When Fred got back to the account he told the office manager he needed to break in the developer on the 9200. He said it would take an hour or so, his hand over his mouth. He shut the doors and ran five thousand more copies of a flyer he’d laid out the previous weekend. It wasn’t stealing if the clicks were already paid for.
At five thousand feet someone touched his shoulder. He pulled his face up out of his lap and saw the airfield mechanic standing over him, looking at what used to be scrambled eggs on the front of his coat. Looking like, Are you sure you’re up to this? and, though of course he wasn’t, here he was. Making sure.

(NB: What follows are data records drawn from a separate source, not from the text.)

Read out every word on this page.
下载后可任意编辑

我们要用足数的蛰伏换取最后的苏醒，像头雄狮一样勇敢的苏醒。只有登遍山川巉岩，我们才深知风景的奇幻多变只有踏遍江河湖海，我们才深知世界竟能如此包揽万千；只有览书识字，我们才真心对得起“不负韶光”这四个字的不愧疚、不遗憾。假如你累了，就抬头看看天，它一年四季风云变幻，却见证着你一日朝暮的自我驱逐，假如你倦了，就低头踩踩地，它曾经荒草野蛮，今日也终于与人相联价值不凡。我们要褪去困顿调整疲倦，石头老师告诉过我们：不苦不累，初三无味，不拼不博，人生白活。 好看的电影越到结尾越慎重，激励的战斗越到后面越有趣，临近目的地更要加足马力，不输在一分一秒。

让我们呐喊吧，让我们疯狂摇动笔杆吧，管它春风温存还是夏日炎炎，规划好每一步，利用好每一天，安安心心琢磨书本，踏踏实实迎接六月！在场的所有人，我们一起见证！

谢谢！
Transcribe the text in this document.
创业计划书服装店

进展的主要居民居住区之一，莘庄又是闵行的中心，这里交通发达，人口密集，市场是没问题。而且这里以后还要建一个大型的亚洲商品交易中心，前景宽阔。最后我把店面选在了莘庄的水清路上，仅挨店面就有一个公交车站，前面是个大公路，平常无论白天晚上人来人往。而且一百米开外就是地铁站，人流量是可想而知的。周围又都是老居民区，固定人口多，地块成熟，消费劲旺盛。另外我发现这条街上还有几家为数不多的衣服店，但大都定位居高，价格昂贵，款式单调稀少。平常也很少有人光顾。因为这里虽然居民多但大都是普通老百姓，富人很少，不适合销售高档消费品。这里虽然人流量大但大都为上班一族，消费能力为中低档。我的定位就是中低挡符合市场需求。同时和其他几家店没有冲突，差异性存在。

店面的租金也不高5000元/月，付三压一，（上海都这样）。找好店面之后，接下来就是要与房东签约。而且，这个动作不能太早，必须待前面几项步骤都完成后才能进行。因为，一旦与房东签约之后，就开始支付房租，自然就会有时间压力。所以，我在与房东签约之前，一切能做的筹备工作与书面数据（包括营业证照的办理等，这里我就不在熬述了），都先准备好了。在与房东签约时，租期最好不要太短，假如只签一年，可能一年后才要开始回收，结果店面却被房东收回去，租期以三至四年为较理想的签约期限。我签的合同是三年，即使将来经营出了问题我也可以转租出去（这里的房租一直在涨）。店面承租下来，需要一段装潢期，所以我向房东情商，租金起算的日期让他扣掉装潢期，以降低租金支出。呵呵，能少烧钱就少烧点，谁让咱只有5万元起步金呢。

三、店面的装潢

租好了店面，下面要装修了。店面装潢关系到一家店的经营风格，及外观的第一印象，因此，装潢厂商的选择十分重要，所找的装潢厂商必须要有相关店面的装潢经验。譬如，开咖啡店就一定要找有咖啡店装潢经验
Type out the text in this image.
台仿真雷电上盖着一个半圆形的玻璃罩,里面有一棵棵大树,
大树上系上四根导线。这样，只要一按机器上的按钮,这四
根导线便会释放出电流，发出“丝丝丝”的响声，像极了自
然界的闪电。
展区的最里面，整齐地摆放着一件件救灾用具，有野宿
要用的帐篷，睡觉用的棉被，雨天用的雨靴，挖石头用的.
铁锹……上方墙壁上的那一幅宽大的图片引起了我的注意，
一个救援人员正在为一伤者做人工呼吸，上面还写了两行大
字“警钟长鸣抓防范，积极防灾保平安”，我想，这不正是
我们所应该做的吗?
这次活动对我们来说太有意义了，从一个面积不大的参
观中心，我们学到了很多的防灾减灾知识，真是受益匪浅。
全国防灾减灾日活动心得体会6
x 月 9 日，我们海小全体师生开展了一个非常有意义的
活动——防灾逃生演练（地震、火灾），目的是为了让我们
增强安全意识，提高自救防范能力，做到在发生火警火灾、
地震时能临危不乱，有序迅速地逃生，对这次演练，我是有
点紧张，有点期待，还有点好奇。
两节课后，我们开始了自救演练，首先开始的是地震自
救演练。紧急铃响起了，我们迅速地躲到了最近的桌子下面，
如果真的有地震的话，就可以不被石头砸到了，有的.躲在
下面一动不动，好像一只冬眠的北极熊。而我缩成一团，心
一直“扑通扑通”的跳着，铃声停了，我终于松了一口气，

He was seatbelted to the jumpers’ bench, next to the door. He’d gotten some on the harness.
The cabin was cold. His ears popped. The engine buzzed and everything buzzed with it. They seemed to ride a bumpy surface of air. The pilot, a gun owner like the mechanic, looked over his shoulder and shouted something. The plane banked, a traumatic shift of gravity. It straightened and the pilot shouted again. The mechanic looked out the window, signaled to Fred. Fred did not want to unlatch his belt, did not want to stand. When he’d managed it, one hand on the cold metal of the frame, the mechanic hooked the lanyard of his harness to the anchor cable overhead. Pulled one of the boxes from under the bench, pushed it stiffly with his foot to the door. He grabbed the handle and looked at Fred and Fred closed his eyes and the mechanic opened the door.